2. Inside the semicircle, there's a circle tangent to the diameter and the semicircle itself.
3. The distance \( 4 \) and \( 1 \) are the segments from the center of the semicircle to where the semicircle meets the diameter on either side of the circle.

### Steps to solve:

1. **Identify the radius of the semicircle**: 
   - The total diameter of the semicircle is \( x + 5 \), so the radius \( R \) of the semicircle is \( R = \frac{x + 5}{2} \).

2. **Determine the radius \( r \) of the inner circle**:
   - The radius of the inner circle will be equal to \( R \) minus the distance from the center of the semicircle to the point of tangency on the diameter.
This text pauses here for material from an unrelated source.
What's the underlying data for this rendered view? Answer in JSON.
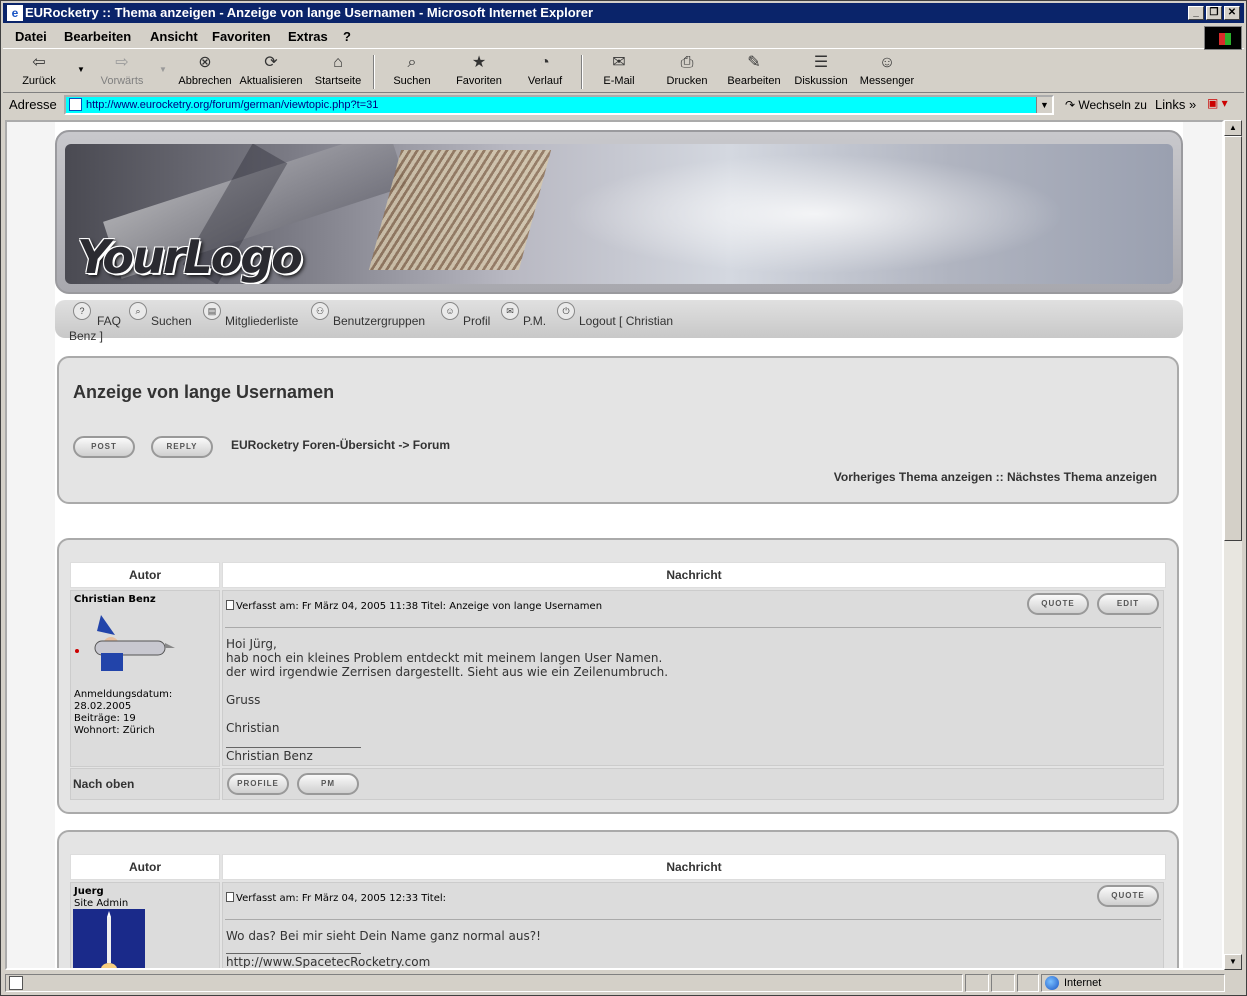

This distance is half of \( 4 + 1 \), so it is \( \frac{5}{2} = 2.5 \).
   - Therefore, the radius \( r \) of the inner circle is \( R - r \).
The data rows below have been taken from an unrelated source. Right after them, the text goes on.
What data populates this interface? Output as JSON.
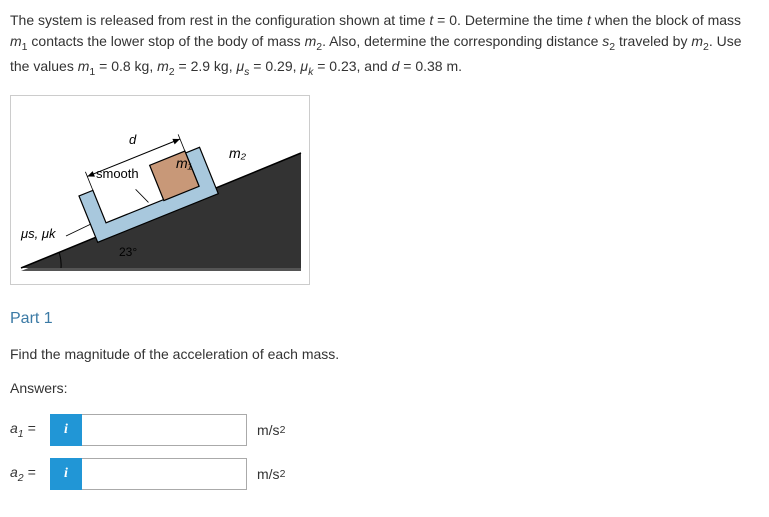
{
  "problem": {
    "text_html": "The system is released from rest in the configuration shown at time <em>t</em> = 0. Determine the time <em>t</em> when the block of mass <em>m</em><span class='sub'>1</span> contacts the lower stop of the body of mass <em>m</em><span class='sub'>2</span>. Also, determine the corresponding distance <em>s</em><span class='sub'>2</span> traveled by <em>m</em><span class='sub'>2</span>. Use the values <em>m</em><span class='sub'>1</span> = 0.8 kg, <em>m</em><span class='sub'>2</span> = 2.9 kg, <em>μ<span class='sub'>s</span></em> = 0.29, <em>μ<span class='sub'>k</span></em> = 0.23, and <em>d</em> = 0.38 m."
  },
  "diagram": {
    "d_label": "d",
    "smooth_label": "smooth",
    "m1_label": "m₁",
    "m2_label": "m₂",
    "friction_label": "μs, μk",
    "angle_label": "23°"
  },
  "part1": {
    "header": "Part 1",
    "instruction": "Find the magnitude of the acceleration of each mass.",
    "answers_label": "Answers:",
    "rows": [
      {
        "label_html": "<em>a</em><span class='sub'>1</span> =",
        "value": "",
        "unit_html": "m/s<span class='sup'>2</span>"
      },
      {
        "label_html": "<em>a</em><span class='sub'>2</span> =",
        "value": "",
        "unit_html": "m/s<span class='sup'>2</span>"
      }
    ],
    "info_icon": "i"
  }
}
3. **Set up the equation**:
   - Since the inner circle is tangent to the semicircle and the diameter, the distance from the center of the semicircle to the center of the inner circle is \( R - r \).
   - The radius \( r \) is also equal to \( R - (R - 2.5) \).

   This results in the equation:
   \[
   r = R - 2.5
   \]

4. **Substitute \( R = \frac{x + 5}{2} \) into the equation**:
   \[
   r = \frac{x + 5}{2} - 2.5
   \]

5. **Solve for \( r \)** and match with the geometry:
   The radius \( r \) is determined by the conditions of the problem, such as the circle fitting perfectly inside the semicircle with tangency.

   Therefore, we simplify and solve the equation:
   \[
   \frac{x + 5}{2} - 2.5 = r
   \]
   The radius of the inner circle \( r \) is calculated by the tangency condition.

Given the information, the equation simplifies to determine \( x \).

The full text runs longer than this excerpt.